A man from Buffalo, New York, who didn’t want to be named and doesn’t go to church himself, said he traveled to Charleston just for this service.

“I came down here because I was so moved by their grace, humility and courage,” said the man, who is white. “I want a dab of their grace. … I’m more angry than they are.”

The community he and other outsiders discovered was one determined to rejoice. They sang “We’ve Come This Far by Faith,” and “All To Jesus I Surrender.” Young girls, dubbed “praise dancers,” performed to lyrics that included, “I’ve come through the fire. … I’ve been broken into pieces. … He’ll never put more on me than I can bear. I believe it. I receive it.”

As the sanctuary came to its feet when they were done, the girls ran up and down the aisles, all smiles and received high-fives.

Remembering those lost

The tragedy of what happened here on June 17 was not far from anyone’s mind. Ushers wore memorial ribbons for the “Emanuel 9.” A prayer was offered to thank God for this day, “in spite of what it looks like, in spite of what it feels like.”

The slain churchgoers were remembered in word for their “vast powers” that remain, even though their bodies are gone. They will serve as beacons for what is right — truth, justice, compassion, hope and faith — one woman said.

Another, reading announcements, invited churchgoers to a July 19 performance of a play in which victim Tywanza Sanders was supposed to appear. The play’s name: “Life.” Members were reminded that mental health counselors are standing by to offer help; some were already waiting downstairs. And words of gratitude were directed at the interim pastor for all that he’s doing — and has done.

“You had the faith, and God gave you the strength, to preside over all nine funerals,” the woman said, as the crowd applauded.

A little girl, too young to understand why some people were wiping away tears, wrote down her feelings about this important day on a church program: “I love this song,” “I love food” and “I love the color pink.”

It’s not for us to understand why nine died, said Goff, the interim pastor. Nor should we point fingers.

“None of us have been so saved that we can judge somebody else,” he said. “Sometimes you just can’t explain what takes place in life. … The battle is not ours. It belongs to the Lord.”

Yvonne Levine, 71, is a lifelong member of Mother Emanuel and was dressed in her Sunday best of all white. She flipped open her program to the page dedicated to the nine who were killed, which featured photographs of them all, including Pinckney.
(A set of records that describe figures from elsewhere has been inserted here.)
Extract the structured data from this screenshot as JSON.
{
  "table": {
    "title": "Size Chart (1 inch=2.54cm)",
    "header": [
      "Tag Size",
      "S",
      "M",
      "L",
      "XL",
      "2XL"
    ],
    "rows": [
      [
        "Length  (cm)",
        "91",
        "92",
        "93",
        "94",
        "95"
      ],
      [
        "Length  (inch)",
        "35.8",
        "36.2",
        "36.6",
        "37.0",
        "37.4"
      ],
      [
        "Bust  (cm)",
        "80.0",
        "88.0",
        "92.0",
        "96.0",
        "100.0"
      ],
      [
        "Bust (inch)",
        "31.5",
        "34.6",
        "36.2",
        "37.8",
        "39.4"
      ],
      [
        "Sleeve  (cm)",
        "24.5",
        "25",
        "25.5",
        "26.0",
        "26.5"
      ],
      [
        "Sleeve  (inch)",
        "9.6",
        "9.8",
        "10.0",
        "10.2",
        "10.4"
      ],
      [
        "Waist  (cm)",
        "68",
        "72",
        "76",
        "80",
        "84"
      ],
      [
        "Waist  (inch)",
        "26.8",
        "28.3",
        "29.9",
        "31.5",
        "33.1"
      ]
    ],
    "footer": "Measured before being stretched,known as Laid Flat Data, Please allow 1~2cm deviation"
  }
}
She ran her fingers over his face and whispered to those around her, who didn’t know him personally, “He was a beautiful pastor.”

Changing the world

Between words of inspiration and hands raised to the heavens in song and praise, a line of guests came forward to offer gifts. Almost a month after the shooting, they keep coming.

A Maryland politician and minister presented letters from mayors, council members and congressmen from his state. A delegation from Africa, both Muslims and Protestants, stepped forward to voice their solidarity through a translator. An artist unveiled a painting of the nine who died.
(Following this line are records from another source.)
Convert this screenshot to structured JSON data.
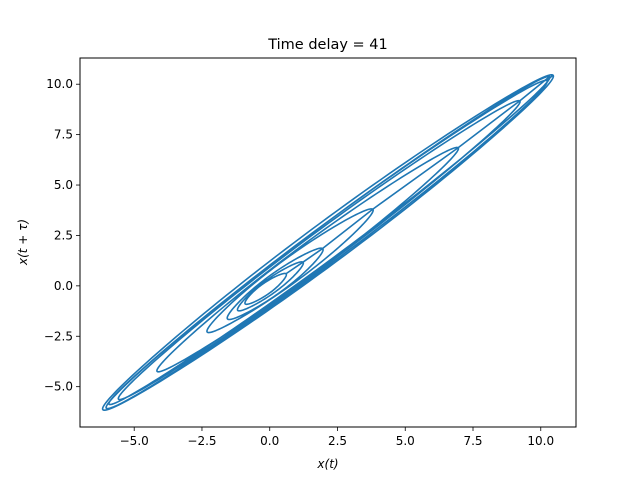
{
  "chart_data": {
    "type": "line",
    "title": "Time delay = 41",
    "xlabel": "x(t)",
    "ylabel": "x(t + τ)",
    "xlim": [
      -7.0,
      11.3
    ],
    "ylim": [
      -7.0,
      11.3
    ],
    "x_ticks": [
      -5.0,
      -2.5,
      0.0,
      2.5,
      5.0,
      7.5,
      10.0
    ],
    "y_ticks": [
      -5.0,
      -2.5,
      0.0,
      2.5,
      5.0,
      7.5,
      10.0
    ],
    "x_tick_labels": [
      "−5.0",
      "−2.5",
      "0.0",
      "2.5",
      "5.0",
      "7.5",
      "10.0"
    ],
    "y_tick_labels": [
      "−5.0",
      "−2.5",
      "0.0",
      "2.5",
      "5.0",
      "7.5",
      "10.0"
    ],
    "grid": false,
    "series": [
      {
        "color": "#1f77b4",
        "attractor": {
          "center": [
            2.15,
            2.15
          ],
          "loops": [
            {
              "max": 10.45,
              "min": -6.15,
              "offset": 0.0,
              "width": 1.25
            },
            {
              "max": 10.2,
              "min": -6.05,
              "offset": 0.05,
              "width": 1.1
            },
            {
              "max": 10.35,
              "min": -5.9,
              "offset": -0.05,
              "width": 1.0
            },
            {
              "max": 9.2,
              "min": -5.6,
              "offset": 0.05,
              "width": 1.0
            },
            {
              "max": 6.9,
              "min": -4.2,
              "offset": 0.1,
              "width": 0.9
            },
            {
              "max": 3.8,
              "min": -2.3,
              "offset": 0.0,
              "width": 0.75
            },
            {
              "max": 1.9,
              "min": -1.6,
              "offset": 0.1,
              "width": 0.6
            },
            {
              "max": 1.2,
              "min": -1.2,
              "offset": 0.05,
              "width": 0.45
            },
            {
              "max": 0.6,
              "min": -0.9,
              "offset": 0.0,
              "width": 0.35
            }
          ]
        }
      }
    ]
  }
}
A white pastor from Durham, North Carolina, spoke for his congregation of 7,000 when he said, “We rejoice with you in what took place [last] week” at the Capitol. The crowd, again, erupted in cheers as he continued, offering his own short sermon about the Lord’s strength.

“He has the power to break the chains of oppression. He has the power to break the chains of racism,” said the Rev. Benji Kelley of New Hope Church. “He has the power to change the world.”

That sort of belief is what buoys members of the church, people such as Thomas Rose, 66, who said he was at the Bible study that turned deadly in June but left early.

“We’re trying to keep our hands in God’s hands and know that God has the ultimate plan,” Rose said. “I believe and know that God will pull it together because God does not lose.”

And while God does what he needs to do, this is a community that vows to stay banded together in faith and grace.

“I’ve lost five pounds,” the pastor said with a laugh after an especially emotional song that brought everyone to their feet — including the visitors fanning themselves in the balcony.

“Welcome to the Mother Emanuel aerobics hour,” he said. “After 197 years, we still have movement.”

And they pray that it takes the world to a better place.